Totalitarian Sentiments

 

Creating confluence, understanding & compromise 101. Photo: C. Centeno

We have met the enemy and they are us.  Circa 1960s: Walt Kelly from his comic strip, Pogo, in reference to the US involvement in Vietnam. The phrase is a variation from Naval Commander Oliver Hazard Perry whom, in the late 1790s said, “We have met the enemy and they are ours.”

Our sociological positions on culture, tolerance, honest communication, integrity, decorum and humility have fallen to new lows. Some of us—in particular those with the loudest and most obstinate of postures and voices—have created as well as promoted an intractable reality that has altered our ability and willingness to freely express our thoughts and feelings across many subjects.

Fueled by emotion, group think, individual perceptions and more, it’s become de rigueur to put someone down [shouting, shaming, name calling, e.g.] just to make a point. What concerns me is while someone can possibly make a point, the counterpoint is summarily dismissed. Its dismissal is total, a product of a scorched earth mentality that leaves no room for perspective, for critical thinking and even a chance, however small, to understand the meaning of the counterpoint let alone the person or persons expressing the counterpoint.

We not only agree to disagree, but we do so in disagreeable fashion.

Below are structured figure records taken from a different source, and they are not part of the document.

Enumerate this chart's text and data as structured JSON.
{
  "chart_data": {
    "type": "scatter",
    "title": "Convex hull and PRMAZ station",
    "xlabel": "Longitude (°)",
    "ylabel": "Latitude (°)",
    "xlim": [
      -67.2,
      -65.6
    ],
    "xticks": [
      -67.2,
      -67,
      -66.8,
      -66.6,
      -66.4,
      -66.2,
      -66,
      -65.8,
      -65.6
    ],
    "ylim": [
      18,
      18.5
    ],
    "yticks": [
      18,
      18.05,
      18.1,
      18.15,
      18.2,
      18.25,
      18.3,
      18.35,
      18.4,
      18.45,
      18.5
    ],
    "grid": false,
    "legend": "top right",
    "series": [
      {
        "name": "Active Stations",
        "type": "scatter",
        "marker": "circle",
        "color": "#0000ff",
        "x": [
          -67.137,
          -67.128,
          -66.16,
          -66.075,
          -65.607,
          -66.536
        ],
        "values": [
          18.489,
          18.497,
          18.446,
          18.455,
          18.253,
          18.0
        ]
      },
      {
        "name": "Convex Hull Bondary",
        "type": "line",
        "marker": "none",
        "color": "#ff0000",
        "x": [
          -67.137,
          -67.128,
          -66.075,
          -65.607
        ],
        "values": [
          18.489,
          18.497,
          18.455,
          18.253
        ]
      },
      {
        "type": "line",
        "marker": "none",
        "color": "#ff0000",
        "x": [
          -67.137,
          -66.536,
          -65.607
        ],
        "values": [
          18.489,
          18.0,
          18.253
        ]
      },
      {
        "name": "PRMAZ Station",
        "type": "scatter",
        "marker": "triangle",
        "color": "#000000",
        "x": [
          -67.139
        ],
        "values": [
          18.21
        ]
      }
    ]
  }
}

We create diatribe instead of discussion, insults in lieu of perspectives, bombast as proper elocution.

I leave you to ponder on William Faulkner:

“I believe that humankind will not merely endure: we will prevail. We are immortal, not because we alone among creatures have an inexhaustible voice, but because we possess a soul, a spirit capable of compassion and sacrifice and endurance.”